Chinese stocks also dropped a day after President Xi Jinping tightened his grip on power following the close of the Chinese Communist Party’s congress.
Hong Kong’s Hang Seng Index dropped more than 5% today to 15,305, reaching a 13-year low. China’s CSI 300 dropped 2.61% while the SSE Composite Index lost 1.68%.
In Hong Kong, shares in Alibaba Group Holding fell more than 10% while Tencent Holdings was off nearly 10%. The Hang Seng’s technology index was down more than 8.5%.
In China, the food and beverages and beauty care sectors led the drop.
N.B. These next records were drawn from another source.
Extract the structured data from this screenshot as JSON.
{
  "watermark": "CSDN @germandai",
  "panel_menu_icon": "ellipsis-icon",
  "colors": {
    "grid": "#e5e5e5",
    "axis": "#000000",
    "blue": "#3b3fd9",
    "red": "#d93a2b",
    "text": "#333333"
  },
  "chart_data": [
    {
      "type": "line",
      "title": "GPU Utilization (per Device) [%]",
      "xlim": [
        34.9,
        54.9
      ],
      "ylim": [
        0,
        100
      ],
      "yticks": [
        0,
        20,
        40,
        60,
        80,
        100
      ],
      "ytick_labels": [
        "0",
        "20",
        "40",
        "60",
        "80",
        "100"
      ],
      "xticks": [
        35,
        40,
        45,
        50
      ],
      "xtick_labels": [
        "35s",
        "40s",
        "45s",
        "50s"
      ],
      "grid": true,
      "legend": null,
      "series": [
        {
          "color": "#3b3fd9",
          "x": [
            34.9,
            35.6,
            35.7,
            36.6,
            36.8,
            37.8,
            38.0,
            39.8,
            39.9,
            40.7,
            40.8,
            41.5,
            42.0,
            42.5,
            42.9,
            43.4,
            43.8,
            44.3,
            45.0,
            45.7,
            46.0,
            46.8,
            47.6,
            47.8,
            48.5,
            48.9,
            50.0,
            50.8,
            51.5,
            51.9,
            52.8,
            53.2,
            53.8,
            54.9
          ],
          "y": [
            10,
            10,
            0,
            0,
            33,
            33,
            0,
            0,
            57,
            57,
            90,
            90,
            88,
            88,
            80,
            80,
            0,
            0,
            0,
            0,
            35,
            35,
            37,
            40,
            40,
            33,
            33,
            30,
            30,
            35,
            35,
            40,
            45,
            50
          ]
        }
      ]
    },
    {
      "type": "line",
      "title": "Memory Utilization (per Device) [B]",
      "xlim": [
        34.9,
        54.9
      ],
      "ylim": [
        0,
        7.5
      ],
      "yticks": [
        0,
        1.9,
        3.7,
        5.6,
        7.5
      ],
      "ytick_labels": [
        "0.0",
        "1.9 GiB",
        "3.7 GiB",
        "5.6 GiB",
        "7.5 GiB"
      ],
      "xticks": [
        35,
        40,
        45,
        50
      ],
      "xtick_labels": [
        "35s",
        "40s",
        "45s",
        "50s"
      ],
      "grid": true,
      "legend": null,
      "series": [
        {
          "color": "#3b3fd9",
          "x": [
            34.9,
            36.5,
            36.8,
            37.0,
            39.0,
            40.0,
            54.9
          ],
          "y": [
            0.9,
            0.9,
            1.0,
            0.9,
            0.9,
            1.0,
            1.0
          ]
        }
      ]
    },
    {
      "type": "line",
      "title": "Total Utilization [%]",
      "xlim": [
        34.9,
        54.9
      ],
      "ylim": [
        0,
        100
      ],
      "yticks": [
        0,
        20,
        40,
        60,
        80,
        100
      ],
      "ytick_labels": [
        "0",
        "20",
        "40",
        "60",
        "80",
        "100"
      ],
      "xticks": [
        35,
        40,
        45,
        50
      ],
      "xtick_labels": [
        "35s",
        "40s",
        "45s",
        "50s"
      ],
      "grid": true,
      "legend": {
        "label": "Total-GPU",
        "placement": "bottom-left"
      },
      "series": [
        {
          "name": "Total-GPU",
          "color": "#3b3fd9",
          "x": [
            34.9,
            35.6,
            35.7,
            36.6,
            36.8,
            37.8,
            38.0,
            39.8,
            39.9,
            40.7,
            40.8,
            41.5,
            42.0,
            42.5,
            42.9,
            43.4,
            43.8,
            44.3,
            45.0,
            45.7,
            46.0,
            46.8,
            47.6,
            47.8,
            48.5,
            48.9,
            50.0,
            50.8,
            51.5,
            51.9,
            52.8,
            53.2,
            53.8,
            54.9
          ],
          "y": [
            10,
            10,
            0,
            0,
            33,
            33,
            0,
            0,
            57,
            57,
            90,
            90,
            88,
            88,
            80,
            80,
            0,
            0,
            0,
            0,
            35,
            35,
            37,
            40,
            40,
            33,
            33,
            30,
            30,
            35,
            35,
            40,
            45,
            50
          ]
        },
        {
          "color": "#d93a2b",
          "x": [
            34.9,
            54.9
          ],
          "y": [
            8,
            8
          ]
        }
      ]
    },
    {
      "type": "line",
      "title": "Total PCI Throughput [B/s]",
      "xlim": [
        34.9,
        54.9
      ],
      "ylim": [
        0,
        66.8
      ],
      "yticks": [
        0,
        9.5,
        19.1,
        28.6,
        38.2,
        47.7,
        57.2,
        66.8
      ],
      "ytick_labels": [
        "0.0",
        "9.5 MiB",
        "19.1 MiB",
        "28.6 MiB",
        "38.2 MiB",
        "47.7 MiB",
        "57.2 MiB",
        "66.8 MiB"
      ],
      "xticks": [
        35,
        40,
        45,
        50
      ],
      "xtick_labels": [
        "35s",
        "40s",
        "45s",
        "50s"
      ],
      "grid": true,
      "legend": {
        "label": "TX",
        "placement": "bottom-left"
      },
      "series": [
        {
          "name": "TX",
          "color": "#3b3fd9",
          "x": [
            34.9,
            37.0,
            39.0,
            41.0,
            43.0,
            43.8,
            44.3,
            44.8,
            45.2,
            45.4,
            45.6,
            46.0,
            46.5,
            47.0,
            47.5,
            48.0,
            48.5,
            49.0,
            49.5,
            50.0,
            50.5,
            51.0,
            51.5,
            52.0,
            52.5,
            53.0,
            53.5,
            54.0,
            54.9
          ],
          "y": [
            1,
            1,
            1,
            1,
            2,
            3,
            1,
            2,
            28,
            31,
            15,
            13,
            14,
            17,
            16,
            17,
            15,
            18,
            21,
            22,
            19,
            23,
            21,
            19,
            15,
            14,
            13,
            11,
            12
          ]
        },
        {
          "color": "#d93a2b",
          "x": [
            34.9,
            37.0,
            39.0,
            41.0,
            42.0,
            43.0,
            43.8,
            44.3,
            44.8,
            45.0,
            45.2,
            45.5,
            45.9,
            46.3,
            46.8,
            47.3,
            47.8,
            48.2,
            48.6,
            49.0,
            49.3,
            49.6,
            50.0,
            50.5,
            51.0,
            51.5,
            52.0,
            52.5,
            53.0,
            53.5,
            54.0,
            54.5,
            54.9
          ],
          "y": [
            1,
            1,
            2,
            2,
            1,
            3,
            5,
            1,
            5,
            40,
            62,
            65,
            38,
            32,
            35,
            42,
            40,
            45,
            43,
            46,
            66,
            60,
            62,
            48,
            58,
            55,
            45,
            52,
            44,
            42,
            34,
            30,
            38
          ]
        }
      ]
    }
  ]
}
The declines follow the conclusion of China’s 20th National Party Congress, where leaders who will set the country’s economic and political policies for the next five years were announced. Xi secured a precedent-breaking third term in office and has stacked the Politburo Standing Committee, the country’s highest decision-making body, with loyalists.
“The new leadership indicates more concentration in top decision-making procedure,” a report published today by the Bank of America says. “Some investors may worry about the lack of checks and balances, and the risk [that] potential policy mistakes evolve into major shocks to the economy.”
The report adds, “The future of the Covid Zero policy remains an open-ended question. Now with power more concentrated at the top, this decision hinges even more on President Xi’s views.”
The zero-Covid policy, as Beijing’s approach to containing the pandemic is known, includes widespread lockdowns and mass testing to combat even small outbreaks.
Also on Monday, China announced its third quarter gross domestic product figure, a week later than originally planned. The 3.9% year-on-year growth beat the median forecast of 3.2% by economists in a recent Nikkei survey. The result is also better than the 0.4% growth in the second quarter, which was affected by a two-month-long lockdown in the financial hub of Shanghai.